Sony has some of the most interesting exclusives coming in the new year. I’m looking forward to exclusive PS4 titles like The Order: 1886, Until Dawn, Uncharted 4: A Thief’s End, and Bloodborne. At the recent PlayStation Experience event, Sony showed off more than 800 titles, many of them small titles coming from indie game makers. Microsoft and Nintendo have their exclusives, but the only real threat to Sony’s dominance is the weakness of the parent company and something crazy coming out of the blue — like North Korea.
4. New systems such as virtual reality will finally debut
It’s a no-brainer that Facebook will ship a virtual reality platform in 2015, as it has to get some mileage out of its $2 billion acquisition of Oculus VR. Virtual reality systems are going to get into the hands of users next year, and it’s about time. We’ve heard talk about this trend for a few years, and I think it’s about time something really happens.
But I also think we’ll see other new systems in 2015. Valve just might pull the trigger on an improved controller for its Steam Machines, and that could open a new front against Microsoft’s monopolistic hold on the Windows PC gaming market. Alibaba is also rumored to be working on its own high-end game console. With so many ideas in play, I believe that we’ll see some of these come to fruition and actually launch in 2015.
VR goggle systems still need secondary accessories, such as hand-input systems. and companies such as Facebook-Oculus and Sixense are working on these systems. If they complete this work, I think we’ll see real VR games and apps start to materialize.

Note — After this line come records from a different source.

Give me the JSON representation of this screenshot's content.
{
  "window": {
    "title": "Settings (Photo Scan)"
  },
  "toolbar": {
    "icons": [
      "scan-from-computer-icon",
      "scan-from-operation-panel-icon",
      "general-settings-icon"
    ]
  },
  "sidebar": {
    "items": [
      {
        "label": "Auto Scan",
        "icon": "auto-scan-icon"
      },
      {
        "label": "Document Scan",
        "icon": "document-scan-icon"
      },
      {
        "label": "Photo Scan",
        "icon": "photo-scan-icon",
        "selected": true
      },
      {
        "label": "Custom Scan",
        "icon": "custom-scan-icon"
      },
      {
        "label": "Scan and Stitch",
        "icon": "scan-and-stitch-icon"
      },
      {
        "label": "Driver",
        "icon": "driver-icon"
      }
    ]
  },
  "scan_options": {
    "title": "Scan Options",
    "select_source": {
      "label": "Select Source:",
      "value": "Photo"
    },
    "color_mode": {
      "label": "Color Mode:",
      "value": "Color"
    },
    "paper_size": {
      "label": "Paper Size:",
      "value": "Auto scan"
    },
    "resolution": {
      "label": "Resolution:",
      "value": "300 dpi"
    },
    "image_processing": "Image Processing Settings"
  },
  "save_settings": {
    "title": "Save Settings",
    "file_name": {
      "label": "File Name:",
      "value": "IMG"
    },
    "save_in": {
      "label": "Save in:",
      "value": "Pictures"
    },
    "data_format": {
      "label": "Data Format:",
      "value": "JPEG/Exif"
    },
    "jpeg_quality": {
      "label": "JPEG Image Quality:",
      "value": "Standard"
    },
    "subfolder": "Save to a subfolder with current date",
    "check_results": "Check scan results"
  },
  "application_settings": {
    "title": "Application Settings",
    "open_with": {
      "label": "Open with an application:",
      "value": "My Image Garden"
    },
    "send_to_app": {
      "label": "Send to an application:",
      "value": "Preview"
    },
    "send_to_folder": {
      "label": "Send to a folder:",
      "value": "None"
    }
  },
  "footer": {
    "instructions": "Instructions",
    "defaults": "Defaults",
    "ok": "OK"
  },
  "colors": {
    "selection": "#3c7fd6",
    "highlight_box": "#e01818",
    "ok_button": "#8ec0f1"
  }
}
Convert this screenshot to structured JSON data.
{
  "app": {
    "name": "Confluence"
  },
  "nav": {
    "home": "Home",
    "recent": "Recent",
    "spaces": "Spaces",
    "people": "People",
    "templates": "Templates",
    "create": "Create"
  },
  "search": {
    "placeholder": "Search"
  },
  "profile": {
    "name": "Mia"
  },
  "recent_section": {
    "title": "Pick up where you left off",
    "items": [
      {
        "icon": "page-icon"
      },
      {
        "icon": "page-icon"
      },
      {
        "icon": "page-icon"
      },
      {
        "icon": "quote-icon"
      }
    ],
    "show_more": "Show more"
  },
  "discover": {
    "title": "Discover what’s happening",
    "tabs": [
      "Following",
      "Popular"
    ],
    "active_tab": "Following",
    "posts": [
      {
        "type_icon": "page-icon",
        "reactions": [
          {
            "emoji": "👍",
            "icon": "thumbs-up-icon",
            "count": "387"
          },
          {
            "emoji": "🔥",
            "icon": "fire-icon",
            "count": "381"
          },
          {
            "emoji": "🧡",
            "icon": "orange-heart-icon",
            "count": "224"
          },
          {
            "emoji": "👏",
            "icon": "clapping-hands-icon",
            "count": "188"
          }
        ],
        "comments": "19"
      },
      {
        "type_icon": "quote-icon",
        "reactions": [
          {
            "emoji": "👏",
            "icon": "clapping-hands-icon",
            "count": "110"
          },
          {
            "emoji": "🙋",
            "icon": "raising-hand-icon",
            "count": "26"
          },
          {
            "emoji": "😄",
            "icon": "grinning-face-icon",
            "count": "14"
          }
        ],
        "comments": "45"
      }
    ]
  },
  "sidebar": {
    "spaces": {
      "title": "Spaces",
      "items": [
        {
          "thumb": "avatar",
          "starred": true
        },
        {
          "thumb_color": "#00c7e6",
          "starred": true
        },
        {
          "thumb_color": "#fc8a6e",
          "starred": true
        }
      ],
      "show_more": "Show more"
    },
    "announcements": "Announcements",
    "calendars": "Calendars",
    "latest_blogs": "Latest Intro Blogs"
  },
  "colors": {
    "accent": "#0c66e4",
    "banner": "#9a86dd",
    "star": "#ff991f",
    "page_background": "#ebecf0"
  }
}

Many game developers, like Temple Run VR maker Imangi Studios, can’t wait to release their virtual reality titles. The next-generation consoles are established in the market. But there’s plenty of opportunity for someone to launch a sneak attack or a second front in the wider gaming war.
5. A major game will be ruined by bugs
Bugs are hard to stamp out. They prove so elusive that they’ve ruined the consumer experience in a lot of games produced by mid-sized studios. But in 2014, we saw a lot of bugs in some major games. Assassin’s Creed: Unity was built by Ubisoft’s typical army of more than 500 game developers across multiple studios, but the title launched with some very bad bugs such as a low frame rate. Microsoft also had major foibles with the launch of Halo: The Master Chief Collection.

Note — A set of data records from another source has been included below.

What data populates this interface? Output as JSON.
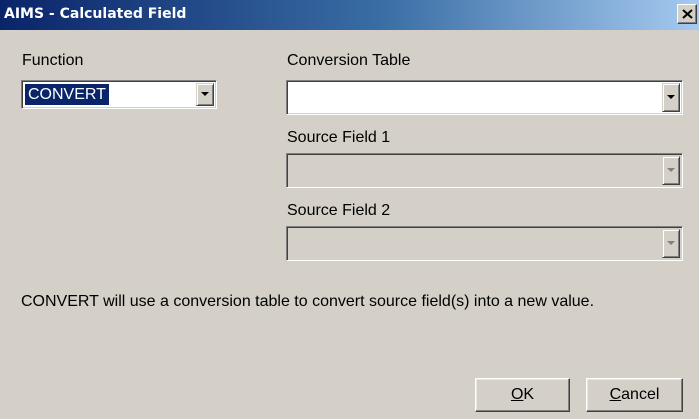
{
  "window": {
    "title": "AIMS - Calculated Field",
    "close_icon": "close-icon"
  },
  "function": {
    "label": "Function",
    "selected": "CONVERT",
    "enabled": true
  },
  "conversion_table": {
    "label": "Conversion Table",
    "value": "",
    "enabled": true
  },
  "source_field_1": {
    "label": "Source Field 1",
    "value": "",
    "enabled": false
  },
  "source_field_2": {
    "label": "Source Field 2",
    "value": "",
    "enabled": false
  },
  "description": "CONVERT will use a conversion table to convert source field(s) into a new value.",
  "buttons": {
    "ok": {
      "mnemonic": "O",
      "rest": "K"
    },
    "cancel": {
      "mnemonic": "C",
      "rest": "ancel"
    }
  },
  "colors": {
    "title_bar_start": "#0a246a",
    "title_bar_end": "#a6caf0",
    "dialog_face": "#d4d0c8",
    "selection": "#0a246a"
  }
}
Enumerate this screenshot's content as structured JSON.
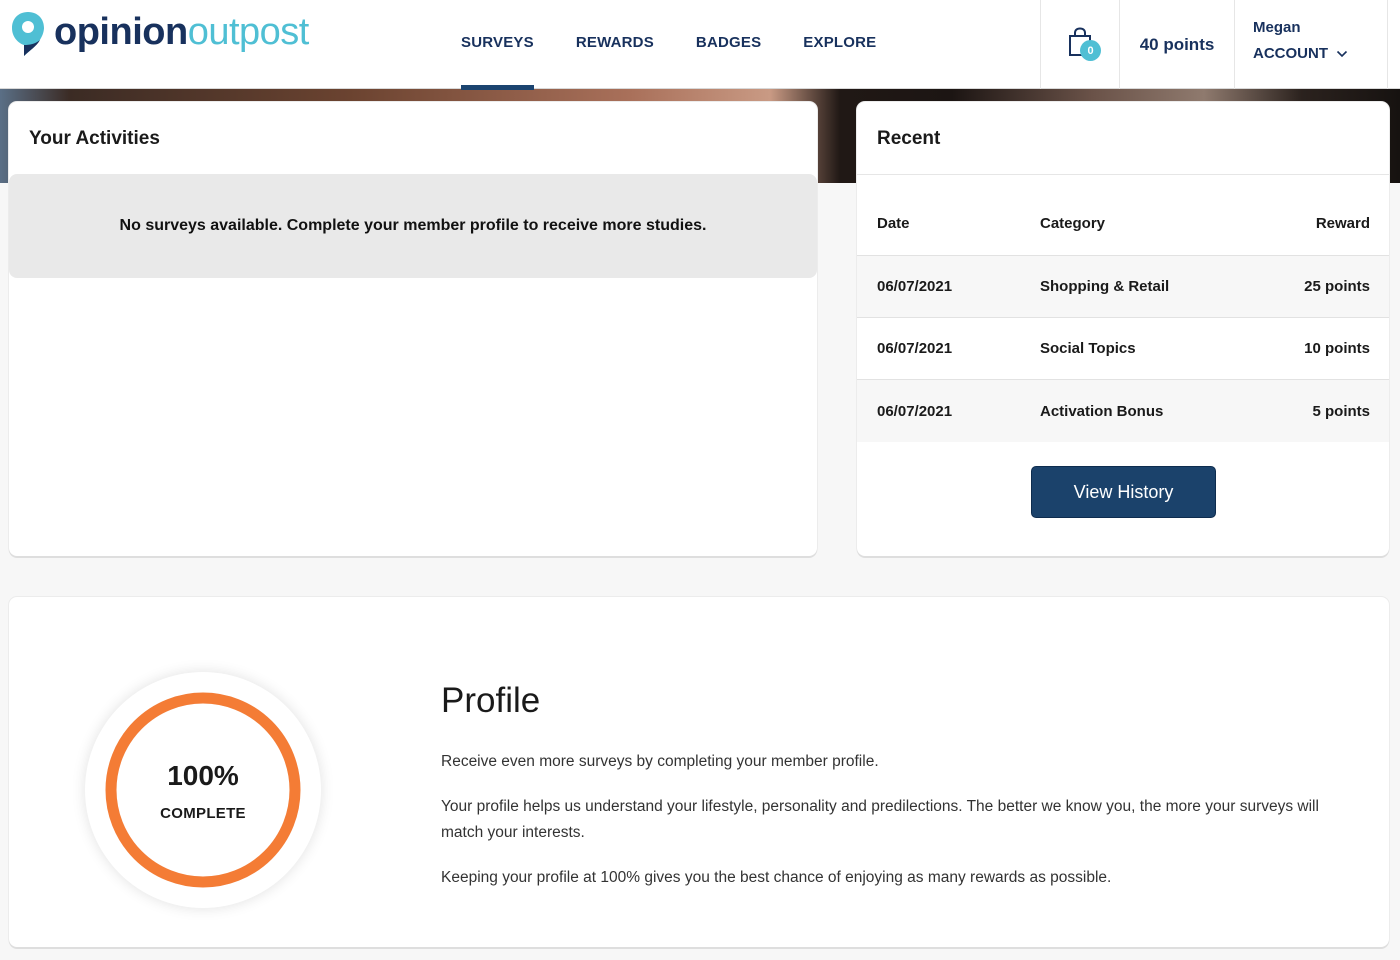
{
  "brand": {
    "name_part1": "opinion",
    "name_part2": "outpost",
    "primary_color": "#18315d",
    "accent_color": "#4fbfd4"
  },
  "nav": {
    "items": [
      {
        "label": "SURVEYS",
        "active": true
      },
      {
        "label": "REWARDS",
        "active": false
      },
      {
        "label": "BADGES",
        "active": false
      },
      {
        "label": "EXPLORE",
        "active": false
      }
    ]
  },
  "header": {
    "cart_icon": "shopping-bag-icon",
    "cart_count": "0",
    "points": "40 points",
    "user_name": "Megan",
    "account_label": "ACCOUNT",
    "account_icon": "chevron-down-icon"
  },
  "activities": {
    "title": "Your Activities",
    "empty_message": "No surveys available. Complete your member profile to receive more studies."
  },
  "recent": {
    "title": "Recent",
    "columns": [
      "Date",
      "Category",
      "Reward"
    ],
    "rows": [
      {
        "date": "06/07/2021",
        "category": "Shopping & Retail",
        "reward": "25 points"
      },
      {
        "date": "06/07/2021",
        "category": "Social Topics",
        "reward": "10 points"
      },
      {
        "date": "06/07/2021",
        "category": "Activation Bonus",
        "reward": "5 points"
      }
    ],
    "button_label": "View History",
    "button_color": "#1b426b"
  },
  "profile": {
    "progress_percent": 100,
    "percent_label": "100%",
    "complete_label": "COMPLETE",
    "ring_color": "#f47c35",
    "title": "Profile",
    "paragraphs": [
      "Receive even more surveys by completing your member profile.",
      "Your profile helps us understand your lifestyle, personality and predilections. The better we know you, the more your surveys will match your interests.",
      "Keeping your profile at 100% gives you the best chance of enjoying as many rewards as possible."
    ]
  }
}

Based on the track record for 2014, I can only assume that the same sort of chaos striking major games in 2015. I’m not one to gloat about this. VentureBeat had its own issues staying available around the clock for readers in 2014. This is hard work. But we have to be realistic about bug fixing, which is a problem no matter how big a team is. I don’t see how the situation gets any better in 2015.